If the attempt here is to be the most reasonable guy in the room, all that did in July is crash the President’s approval ratings. All this does is drag us back to a deficit discussion, when the public has a clear preference for jobs, even after years of deficit fearmongering.
If we’re in a world where the only plan put forward by Democrats on Social Security is to raise the payroll tax cap (they’re using the “donut hole” formula where the cap is lifted only for those making over $250,000, meaning that income from $106,000 to $250,000 would still be untaxed), then that’s a good thing. But there has been serious damage from this debate, as Dave Weigel explains. An advantage has turned into a liability, at least in NY-09.
The party tried, and failed, to wound (Congressman-elect Bob) Turner by telling voters he’d provide one more Republican vote to weaken entitlements. That worked in New York’s 26th district, where Democrat Kathy Hochul tore pages out of the Ryan plan and made her Republican opponent eat them. In the 9th, Turner and his surrogates tried to neutralize the entitlement issue by promising not to cut entitlements. In two robocalls, Koch promised voters that Turner wouldn’t cut Medicare or Social Security. The weekend before the election, Hikind said the same thing, and bolstered his case by saying Democrats were risking the programs.

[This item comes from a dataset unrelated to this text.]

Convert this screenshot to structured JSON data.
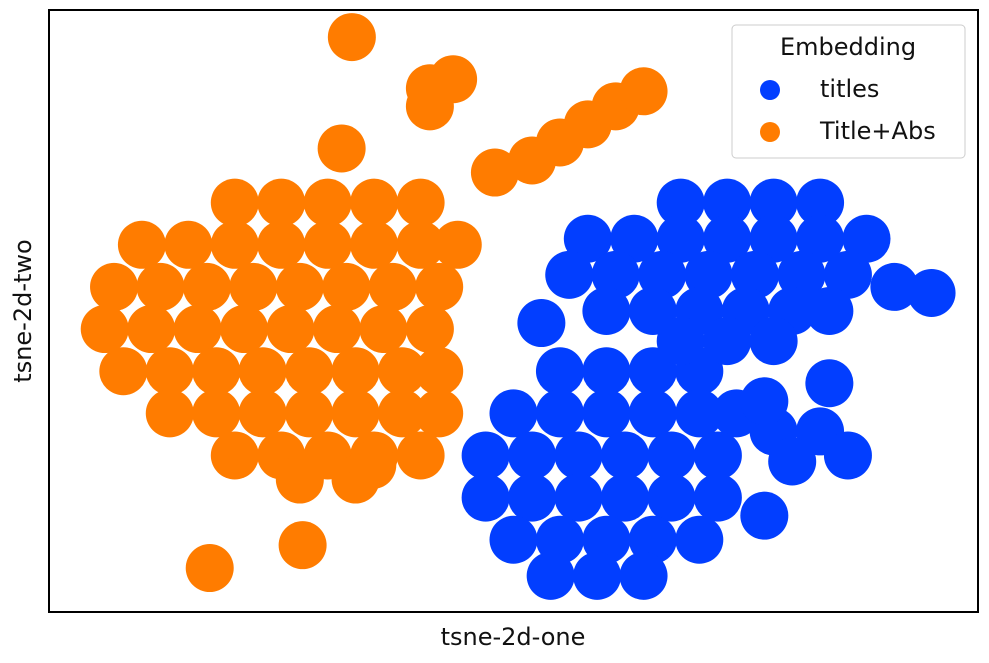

“The president of the United States is now a member of the Tea Party!” said Hikind. “He said, in his own words, that there won’t be Medicare and Social Security for my children and your children and my grandchildren unless we address Medicare!”
That’s not really a wedge issue – it’s the slow death of a wedge issue. It’s the start of a problem for Democrats, who have gone from attacking the Ryan plans for entitlement reform to vouching support for some undefined “everything on the table” entitlement reform. There might not be any way for Democrats to dodge this, and there’s no sign that they want to. And that leaves all of them in the position of Democrats in New York’s 9th. Their traditional base, weary of the recession, not sure what Democrats have to offer any more, are ready to be wedged.
A case in point: 30 Democratic and Republican Senators have a press conference today calling on the Super Committee to “go big” on deficit reduction. This Gang of 30 could come up with their own plan. If it includes cuts to the safety net, I’m sure you’ll hear the refrain “even President Obama believes…” The difference between the parties on this is gone in the minds of the public.